Ulisse è nella terra di mezzo: non è più un bambino ma non è ancora un adulto e questa estate, in cui un po’ per gioco e un po’ per noia decide di realizzare un cortometraggio, sembra un’estate qualunque, nel paese delle vacanze di sempre ‒Little Tower, lo chiama lui, per via della torre che si vede svettare sin dalla strada‒, con gli amici di sempre, con i genitori, con la zia e i cugini che si trasferiscono lì un mese l’anno come loro, ma in realtà non è un’estate qualunque.

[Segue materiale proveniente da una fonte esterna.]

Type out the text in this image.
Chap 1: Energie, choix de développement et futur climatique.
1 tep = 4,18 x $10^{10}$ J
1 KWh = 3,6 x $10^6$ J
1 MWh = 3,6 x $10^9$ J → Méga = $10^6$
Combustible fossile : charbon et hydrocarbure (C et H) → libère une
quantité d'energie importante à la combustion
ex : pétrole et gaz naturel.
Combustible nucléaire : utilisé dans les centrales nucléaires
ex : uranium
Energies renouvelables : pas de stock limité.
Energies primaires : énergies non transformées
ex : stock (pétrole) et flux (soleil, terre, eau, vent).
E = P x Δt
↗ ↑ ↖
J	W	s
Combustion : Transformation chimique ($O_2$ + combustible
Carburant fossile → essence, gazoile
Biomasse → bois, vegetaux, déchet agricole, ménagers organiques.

Ulisse sperimenta la prima delusione d’amore, fa la conoscenza con tachicardia e perdita di sonno, ma al contempo inizia a delinearsi la strada che il suo futuro seguirà: la 8 mm del nonno è una folgorazione e lui decide che ‒ non sa ancora bene in che modo ‒ sarà l’emblema della sua vita.

Il cortometraggio diventa una valvola di sfogo anche per i piccoli attori assoldati da Ulisse: per Margherita, con un debito in matematica da recuperare e in costante lotta con la madre, la zia Titti, che incolpa della separazione con il padre; per Filippo, fratello di Margherita, e per gli altri ragazzini, Goffredo, Bomber e Sofia, che hanno la possibilità di spezzare la monotonia dell’estate in paese ‒sebbene, bisogna dirlo, sia descritto come un delizioso paesino di montagna circondato da una natura quasi incontaminata‒, staccare gli occhi dagli smartphone e vivere la vita dal vivo, non tramite la vetrina dei social.

Sullo sfondo, scorre, come in una carrellata, la vita degli adulti, con le loro frustrazioni, i loro rimpianti e le loro paure.

Alla fine il nostro Ulisse girerà il suo corto e inoltre si renderà conto di essersi innamorato davvero, perché inizierà ad avere paura di tutto, per l’incolumità fisica sua e dell’amata in primis.

Benvenuto nel mondo degli adulti, ragazzo.

Il film era durato tre minuti. Soltanto tre minuti, ma a Ulisse sembrò che fosse per sempre.